Thank you for publishing the outrageous essay on the Constitution by Gore Vidal, and the thoughtful essay by Leon F. Litwack (Opinion, June 7). Vidal must have a swollen tongue from poking it into his tough cheek. Litwack is suffering great pain as he condemns the way the Constitution bicentennial is celebrated.

The prodding of the outrageous Vidal and the thoughts of Litwack will have succeeded if more than a few Americans try to understand why the United States has survived 200 years as a constitutional republic in spite of its flaws--most of which have been corrected.

Vidal's call for a new constitution is, in his own words, "gorgeous nonsense." Who could we, the people, trust to write a new constitution? Where are the modern counterparts of George Washington, Benjamin Franklin, Alexander Hamilton, Edmund Randolph, George Wythe, George Mason, William Samuel Johnson, Roger Sherman, Oliver Ellsworth, and the scholarly politician, James Madison, who was the prime designer of the Constitution?

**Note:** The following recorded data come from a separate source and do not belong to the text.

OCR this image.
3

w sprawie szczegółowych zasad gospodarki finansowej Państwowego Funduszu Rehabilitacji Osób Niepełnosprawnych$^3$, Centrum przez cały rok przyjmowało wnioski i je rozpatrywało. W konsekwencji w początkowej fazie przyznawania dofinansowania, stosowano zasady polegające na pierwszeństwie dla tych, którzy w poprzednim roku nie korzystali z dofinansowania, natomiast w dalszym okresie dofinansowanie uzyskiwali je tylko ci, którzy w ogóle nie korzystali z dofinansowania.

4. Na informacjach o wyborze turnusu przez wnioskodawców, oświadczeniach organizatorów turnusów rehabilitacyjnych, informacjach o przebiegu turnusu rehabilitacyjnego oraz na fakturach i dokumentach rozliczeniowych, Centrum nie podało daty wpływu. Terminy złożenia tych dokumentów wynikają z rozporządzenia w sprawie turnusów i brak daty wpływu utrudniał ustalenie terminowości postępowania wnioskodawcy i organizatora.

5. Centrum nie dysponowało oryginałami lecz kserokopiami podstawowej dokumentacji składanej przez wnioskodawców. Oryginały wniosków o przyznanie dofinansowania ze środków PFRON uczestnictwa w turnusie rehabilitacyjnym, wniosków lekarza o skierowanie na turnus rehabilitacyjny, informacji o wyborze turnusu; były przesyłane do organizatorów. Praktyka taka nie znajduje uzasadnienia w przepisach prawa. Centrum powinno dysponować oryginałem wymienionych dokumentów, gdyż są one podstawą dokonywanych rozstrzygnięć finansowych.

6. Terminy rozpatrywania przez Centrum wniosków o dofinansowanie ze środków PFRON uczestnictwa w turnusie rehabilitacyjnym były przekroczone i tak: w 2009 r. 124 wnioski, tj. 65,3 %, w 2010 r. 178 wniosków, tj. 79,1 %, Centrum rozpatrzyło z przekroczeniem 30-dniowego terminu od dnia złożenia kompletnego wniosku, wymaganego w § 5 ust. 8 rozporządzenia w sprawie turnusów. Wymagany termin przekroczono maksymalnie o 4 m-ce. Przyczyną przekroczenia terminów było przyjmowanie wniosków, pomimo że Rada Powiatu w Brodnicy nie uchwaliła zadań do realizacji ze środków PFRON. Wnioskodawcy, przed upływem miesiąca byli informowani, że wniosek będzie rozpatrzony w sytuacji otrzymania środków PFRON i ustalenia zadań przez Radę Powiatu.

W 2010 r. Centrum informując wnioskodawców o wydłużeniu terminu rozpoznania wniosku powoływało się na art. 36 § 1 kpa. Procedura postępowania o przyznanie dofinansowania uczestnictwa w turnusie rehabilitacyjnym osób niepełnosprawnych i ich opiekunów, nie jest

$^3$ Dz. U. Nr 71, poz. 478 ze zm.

Even if the very wisest, public-spirited citizens from all 50 states did assemble to draft a new constitution, I doubt if the result would be much different, or any improvement on the document that was so vigorously debated, revised, rewritten and polished by the educated, sophisticated, pragmatic delegates to the Philadelphia convention in 1787.

Litwack's point that we should recall and honor the critics, and dissenters while we celebrate the bicentennial is well taken. It is the dissenters who have brought about, and will continue to bring about necessary reforms of the Constitution.

The United States has survived wars with other nations, a tragic, bloody civil war, depressions, corruption, incompetence, and abuses of power. Common sense and faith in our capacity to govern ourselves has so far carried us safely through troubled times.

I am sure that most Americans want our Constitution to reflect the ideals eloquently expressed by Thomas Jefferson in the Declaration of Independence: "We hold these truths to be self-evident, that all men are created equal, that they are endowed by their Creator with certain unalienable rights, that among these are life, liberty and the pursuit of happiness. That to secure these rights, governments are instituted among men, deriving their just powers from the consent of the governed."

I am also sure that most Americans believe that the purposes of government, so clearly written by Gouverneur Morris, are as realistic today as they were in 1787: "We, the people of the United States, in order to form a more perfect union, establish justice, insure domestic tranquility, provide for the common defense, promote the general welfare, and secure the blessings of liberty to ourselves and our posterity, do ordain and establish this constitution for the United States of America."

As long as there is mutual trust between the governed and the governing, we, the people, can move forward with our grand experiment--representative self-government. It's up to us.